CIFG Assurance North America, Inc. v. Credit Suisse Securities (USA) LLC

CIFG Assur. N. Am., Inc. v Credit Suisse Sec. (USA) LLC (2015 NY Slip Op 04558)
CIFG Assur. N. Am., Inc. v Credit Suisse Sec. (USA) LLC
2015 NY Slip Op 04558
Decided on May 28, 2015
Appellate Division, First Department
Published by New York State Law Reporting Bureau pursuant to Judiciary Law § 431.
This opinion is uncorrected and subject to revision before publication in the Official Reports.


Decided on May 28, 2015
Tom, J.P., Renwick, Andrias, Richter, Gische, JJ.

14301 653974/13

[*1] CIFG Assurance North America, Inc., Plaintiff-Appellant,

v

Credit Suisse Securities (USA) LLC, Defendant-Respondent.




Quinn Emanuel Urquhart & Sullivan LLP, New York (Sean P. Baldwin of counsel), for appellant.

Orrick, Herrington & Sutcliffe LLP, New York (John Ansbro of counsel), for respondent.



Order, Supreme Court, New York County (Jeffrey K. Oing, J.), entered on or about July 16, 2014, which granted defendant's motion to dismiss the complaint without prejudice, unanimously affirmed, without costs.

Plaintiff, a New York stock insurance company that provided financial guaranty insurance on a credit default swap, alleges that defendant, a registered broker-dealer, induced it to provide the insurance by representing that the collateral for the loans would be selected by a collateral manager, acting independently and in good faith in the interests of long investors, and by further representing that the collateralized debt obligation's (CDO) notes had characteristics that merited their AAA/Aaa credit ratings.
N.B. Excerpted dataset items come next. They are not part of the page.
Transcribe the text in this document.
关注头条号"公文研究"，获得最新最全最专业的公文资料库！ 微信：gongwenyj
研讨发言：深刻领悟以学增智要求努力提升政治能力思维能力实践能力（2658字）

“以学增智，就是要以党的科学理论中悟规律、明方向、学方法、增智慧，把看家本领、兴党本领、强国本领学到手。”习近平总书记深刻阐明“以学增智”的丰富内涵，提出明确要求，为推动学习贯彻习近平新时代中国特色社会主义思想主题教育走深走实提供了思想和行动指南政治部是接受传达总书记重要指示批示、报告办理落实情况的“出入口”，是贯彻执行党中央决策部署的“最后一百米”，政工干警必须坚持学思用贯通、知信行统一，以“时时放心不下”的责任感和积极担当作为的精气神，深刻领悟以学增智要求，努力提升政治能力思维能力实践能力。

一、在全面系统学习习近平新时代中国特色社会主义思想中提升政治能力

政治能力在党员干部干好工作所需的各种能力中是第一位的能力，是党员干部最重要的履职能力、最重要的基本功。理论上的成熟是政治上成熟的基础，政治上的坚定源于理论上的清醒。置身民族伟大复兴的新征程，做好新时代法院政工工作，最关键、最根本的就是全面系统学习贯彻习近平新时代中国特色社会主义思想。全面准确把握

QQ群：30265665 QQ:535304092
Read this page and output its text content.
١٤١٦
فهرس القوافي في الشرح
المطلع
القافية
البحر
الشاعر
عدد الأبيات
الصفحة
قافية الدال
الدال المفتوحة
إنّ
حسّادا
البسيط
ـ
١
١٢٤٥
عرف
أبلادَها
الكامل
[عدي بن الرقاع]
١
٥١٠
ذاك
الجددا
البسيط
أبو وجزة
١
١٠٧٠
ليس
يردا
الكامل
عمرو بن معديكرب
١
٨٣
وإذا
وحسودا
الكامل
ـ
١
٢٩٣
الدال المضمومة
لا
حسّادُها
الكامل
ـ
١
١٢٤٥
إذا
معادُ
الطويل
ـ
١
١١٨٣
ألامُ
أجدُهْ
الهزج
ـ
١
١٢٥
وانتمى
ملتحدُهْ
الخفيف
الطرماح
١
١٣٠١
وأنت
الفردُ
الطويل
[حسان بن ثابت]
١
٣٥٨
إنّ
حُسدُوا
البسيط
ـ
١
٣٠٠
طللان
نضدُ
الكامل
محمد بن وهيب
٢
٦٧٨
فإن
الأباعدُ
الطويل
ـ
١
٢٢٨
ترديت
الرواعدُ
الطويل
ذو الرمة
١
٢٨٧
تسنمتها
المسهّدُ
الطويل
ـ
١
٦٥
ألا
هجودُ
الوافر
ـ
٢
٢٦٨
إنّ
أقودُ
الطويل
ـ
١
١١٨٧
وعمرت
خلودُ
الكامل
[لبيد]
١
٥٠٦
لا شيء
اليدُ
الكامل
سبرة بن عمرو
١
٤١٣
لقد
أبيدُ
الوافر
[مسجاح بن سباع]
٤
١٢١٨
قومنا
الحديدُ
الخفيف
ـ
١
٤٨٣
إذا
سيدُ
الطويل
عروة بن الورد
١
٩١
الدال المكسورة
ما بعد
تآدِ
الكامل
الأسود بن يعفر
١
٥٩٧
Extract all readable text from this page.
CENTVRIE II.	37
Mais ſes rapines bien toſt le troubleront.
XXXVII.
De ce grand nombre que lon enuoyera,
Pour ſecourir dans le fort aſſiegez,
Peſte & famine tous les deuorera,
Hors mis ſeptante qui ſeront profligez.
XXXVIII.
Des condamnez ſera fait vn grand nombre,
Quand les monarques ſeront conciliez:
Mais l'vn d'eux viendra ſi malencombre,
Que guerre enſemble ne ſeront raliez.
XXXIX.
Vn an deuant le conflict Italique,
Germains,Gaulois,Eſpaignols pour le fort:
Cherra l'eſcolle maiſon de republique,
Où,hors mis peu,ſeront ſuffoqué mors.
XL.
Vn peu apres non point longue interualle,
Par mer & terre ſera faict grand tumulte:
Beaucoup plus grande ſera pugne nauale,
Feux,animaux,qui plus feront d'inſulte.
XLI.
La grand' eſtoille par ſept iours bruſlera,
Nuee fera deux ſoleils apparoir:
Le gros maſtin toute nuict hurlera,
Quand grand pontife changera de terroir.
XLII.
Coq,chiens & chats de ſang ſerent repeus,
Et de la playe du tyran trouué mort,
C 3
In September 2008, approximately two years after closing, an event of default occurred and plaintiff paid out $46 million under its guaranty. In November 2013, plaintiff commenced this action alleging causes of action for fraud and violation of Insurance Law § 3105. The motion court properly determined that these claims are time-barred.

As plaintiff concedes, because it filed its complaint more than six years after the CDO closed, the timeliness of its claims depends on whether it "discovered the fraud . . . or could with reasonable diligence have discovered it" more than two years before the filing of the complaint on November 15, 2013 (CPLR 213[8]; see Sargiss v Magarelli, 12 NY3d 527, 532 [2009]). "[W]here the circumstances are such as to suggest to a person of ordinary intelligence the probability that he has been defrauded, a duty of inquiry arises, and if he omits that inquiry when it would have developed the truth, and shuts his eyes to the facts which call for investigation, knowledge of the fraud will be imputed to him" (Gutkin v Siegal, 85 AD3d 687, 688 [1st Dept 2011] [internal quotation marks omitted]).

Plaintiff has failed to meet its burden of establishing that even with the exercise of reasonable diligence, it could not have discovered the basis for its claims prior to November 15, 2011. Plaintiff was put on notice of defendant's fraud and scienter as early as 2008, but certainly by 2010, based on certain reports, made public, indicating the alleged actions that form the basis of plaintiff's claims. In addition, plaintiff was put on notice of defendant's alleged fraudulent [*2]activities by other lawsuits commenced prior to November 2011. Because plaintiff possessed information suggesting the probability that it had been defrauded, and failed to conduct an inquiry at that time, knowledge of the fraud is imputed (see Gutkin, 85 AD3d at 688).

THIS CONSTITUTES THE DECISION AND ORDER

OF THE SUPREME COURT, APPELLATE DIVISION, FIRST DEPARTMENT.